Une Planque en Tarentaise

Cela fait une année que le rythme de nos vies a basculé. Le doux ronronnement de nos routines c’est enroué. Nos gouverneurs ont gouverné, la société s’est ajustée, les virus ont évolué, immuablement le temps s’est écoulé. On s’adapte, comme toujours. Plus ou moins bien, comme on peut.  Les fenêtres de nos écrans luminescents, s’est borné à l’affichage d’un flot morne de données et chiffres angoissants. Un spectacle mortifère parachuté dans nos cortex, à en donner qui le tournis, qui la paralysie. Quelque part en Savoie, sur une façade de pierre, une unique fenêtre, tel un monocle cerclé de bois. A travers les carreaux, le tableau est tout autre, il est hivernal et il a tout pour nous réjouir !

Nos sacs sont lourds, bientôt leurs lanières nous arracheront quelques grognements et raidiront les nuques. Avec trépied, caquelon, un filet de patate en varappe, la modeste caravane prend des airs d’exploration minière. Pas certain que nous allions trouver l’or blanc, à coup sûr de bons moments. Les derniers épisodes météo, n’ont pas épargné les Savoies. C’est tout juste si l’on a de quoi faire glisser nos peaux le long de la première centaine de mètres de dénivelé. Le fil de la neige taille dans la forêt un pointillé. Le souffle devient court, les bavardages plus rares, chacun prend conscience de son pouls et se calle dans un rythme.
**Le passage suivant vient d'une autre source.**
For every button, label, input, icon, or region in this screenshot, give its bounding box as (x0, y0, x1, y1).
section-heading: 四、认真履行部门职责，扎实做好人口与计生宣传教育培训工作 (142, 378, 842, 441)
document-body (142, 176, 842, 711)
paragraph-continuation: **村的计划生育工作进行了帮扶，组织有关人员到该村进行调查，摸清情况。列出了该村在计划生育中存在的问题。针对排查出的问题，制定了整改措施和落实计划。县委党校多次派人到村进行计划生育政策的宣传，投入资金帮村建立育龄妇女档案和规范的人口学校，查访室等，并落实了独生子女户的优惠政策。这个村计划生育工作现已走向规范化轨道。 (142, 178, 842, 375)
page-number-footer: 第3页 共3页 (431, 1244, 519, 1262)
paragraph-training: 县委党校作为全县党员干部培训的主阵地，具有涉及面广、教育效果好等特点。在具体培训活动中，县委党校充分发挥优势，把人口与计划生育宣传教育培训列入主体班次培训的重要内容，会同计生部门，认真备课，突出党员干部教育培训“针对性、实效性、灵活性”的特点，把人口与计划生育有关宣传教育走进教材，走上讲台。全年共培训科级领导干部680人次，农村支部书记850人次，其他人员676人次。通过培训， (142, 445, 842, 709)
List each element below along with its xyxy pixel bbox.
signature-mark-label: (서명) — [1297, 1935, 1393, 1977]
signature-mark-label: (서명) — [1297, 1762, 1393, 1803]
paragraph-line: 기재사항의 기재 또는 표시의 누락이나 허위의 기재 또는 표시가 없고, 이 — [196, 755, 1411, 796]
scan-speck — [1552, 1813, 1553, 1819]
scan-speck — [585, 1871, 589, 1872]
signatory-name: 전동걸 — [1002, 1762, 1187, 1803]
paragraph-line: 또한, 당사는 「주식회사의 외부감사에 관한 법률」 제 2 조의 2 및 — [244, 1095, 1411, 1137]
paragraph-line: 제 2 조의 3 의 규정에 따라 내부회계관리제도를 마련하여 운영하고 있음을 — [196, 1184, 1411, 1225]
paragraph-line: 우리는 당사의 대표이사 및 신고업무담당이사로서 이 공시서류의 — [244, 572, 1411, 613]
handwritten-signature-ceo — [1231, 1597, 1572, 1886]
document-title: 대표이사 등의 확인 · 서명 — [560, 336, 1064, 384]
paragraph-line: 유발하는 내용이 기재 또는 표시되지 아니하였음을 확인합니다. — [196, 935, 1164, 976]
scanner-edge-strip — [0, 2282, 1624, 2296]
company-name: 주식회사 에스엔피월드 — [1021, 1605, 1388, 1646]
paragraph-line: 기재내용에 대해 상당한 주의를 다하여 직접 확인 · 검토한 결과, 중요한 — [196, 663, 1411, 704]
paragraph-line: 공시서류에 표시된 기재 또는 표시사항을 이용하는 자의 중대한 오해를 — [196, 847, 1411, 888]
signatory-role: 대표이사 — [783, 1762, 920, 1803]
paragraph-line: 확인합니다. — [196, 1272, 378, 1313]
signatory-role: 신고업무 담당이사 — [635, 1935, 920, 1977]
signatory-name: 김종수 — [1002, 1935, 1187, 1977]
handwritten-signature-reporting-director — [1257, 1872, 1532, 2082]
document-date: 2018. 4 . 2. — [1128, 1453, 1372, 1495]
Après avoir usé de ces dernières clartés, le jour laisse place nette à une nuit noire, que peine à éclairer une lune qui boit l’eau des nébulosités. En file indienne, le convoi glisse vers son eldorado.  Nous nous exfiltrons des dernières lueurs et bruits de la vallée pour se créer de nouveaux repères. La couverture de la nuit nous isole du reste du monde. Loin d’être mère d’angoisse, elle a au contraire quelque chose de réconfortant, de reposant. La nuit tous les cieux gris deviennent noirs, et qui sait, peut-être que demain matin il se teinteront de bleu.